Analysis of Random forest model
Spatial variation of all the physiographic factors influencing the flood vulnerability over the study area was plotted into raster layers in ARCGIS, which in turn form the data set as input to the Random forest model. The variables in the model are the physiographic factors of which some are randomly selected by bootstrapping and decision trees are grown on these selected samples identified as the training dataset. A number of decision trees are randomly grown on these datasets for which the end nodes are labelled as High, Medium and Low vulnerable based on the real flood data. The algorithm for forming random forest implemented in Python is summarised as follows:
- Samples were selected from the dataset by bootstrapping procedure. (Yeh et al., 2014)
- Best split on randomly selected variables was found based on Gini value and trees are grown based on training data (Wang et al.,2015)
- Data to be predicted was given to the model and final prediction was done by ensembling the output of each decision tree through majority voting principle.

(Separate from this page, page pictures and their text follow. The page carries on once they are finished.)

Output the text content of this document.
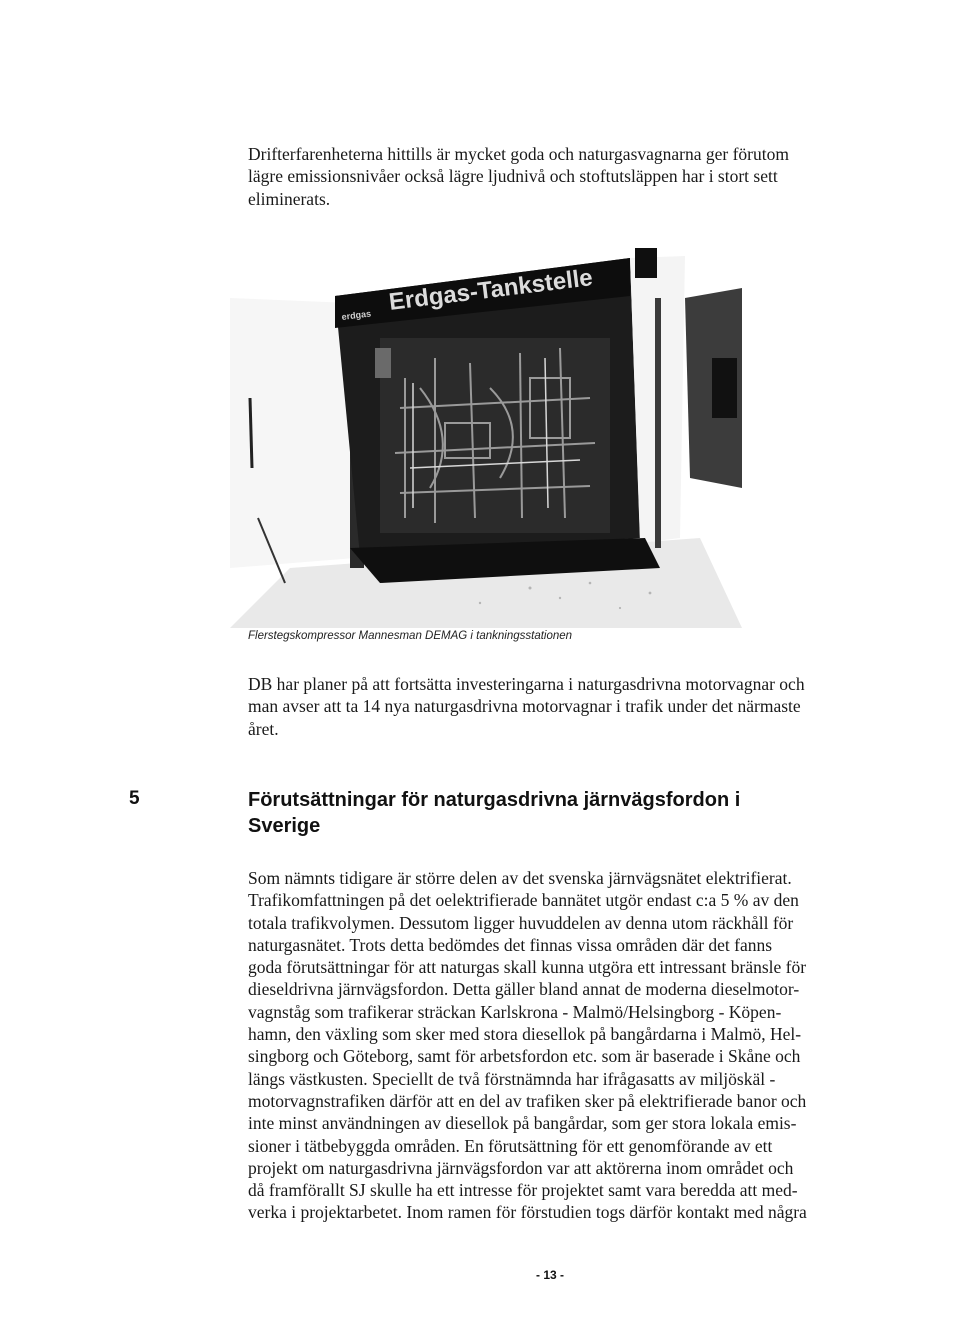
Drifterfarenheterna hittills är mycket goda och naturgasvagnarna ger förutom
lägre emissionsnivåer också lägre ljudnivå och stoftutsläppen har i stort sett
eliminerats.

Erdgas-Tankstelle
erdgas
Flerstegskompressor Mannesman DEMAG i tankningsstationen

DB har planer på att fortsätta investeringarna i naturgasdrivna motorvagnar och
man avser att ta 14 nya naturgasdrivna motorvagnar i trafik under det närmaste
året.

5	Förutsättningar för naturgasdrivna järnvägsfordon i
Sverige

Som nämnts tidigare är större delen av det svenska järnvägsnätet elektrifierat.
Trafikomfattningen på det oelektrifierade bannätet utgör endast c:a 5 % av den
totala trafikvolymen. Dessutom ligger huvuddelen av denna utom räckhåll för
naturgasnätet. Trots detta bedömdes det finnas vissa områden där det fanns
goda förutsättningar för att naturgas skall kunna utgöra ett intressant bränsle för
dieseldrivna järnvägsfordon. Detta gäller bland annat de moderna dieselmotor-
vagnståg som trafikerar sträckan Karlskrona - Malmö/Helsingborg - Köpen-
hamn, den växling som sker med stora diesellok på bangårdarna i Malmö, Hel-
singborg och Göteborg, samt för arbetsfordon etc. som är baserade i Skåne och
längs västkusten. Speciellt de två förstnämnda har ifrågasatts av miljöskäl -
motorvagnstrafiken därför att en del av trafiken sker på elektrifierade banor och
inte minst användningen av diesellok på bangårdar, som ger stora lokala emis-
sioner i tätbebyggda områden. En förutsättning för ett genomförande av ett
projekt om naturgasdrivna järnvägsfordon var att aktörerna inom området och
då framförallt SJ skulle ha ett intresse för projektet samt vara beredda att med-
verka i projektarbetet. Inom ramen för förstudien togs därför kontakt med några

- 13 -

The accuracy of the model was obtained using testing samples. The model was run on testing samples and the predicted output of testing samples was compared with the known values to get the accuracy. The influence of parameters considered was also determined by the model. This was done using a function called Mean Gini decrease index which computes Gini decreases individually for all parameters over all the trees of the forest (Ai et al., 2014). In addition, the sensitivity of the model to the number of trees grown and to the depth of pruning was also assessed. Accuracy of the model was also checked for different combinations of tree number and pruning depth. The predicted output was visualized in ArcGIS software. The ward map of the Aluva municipality was superimposed over the vulnerability map to get the ward wise distribution of the physiographic risk.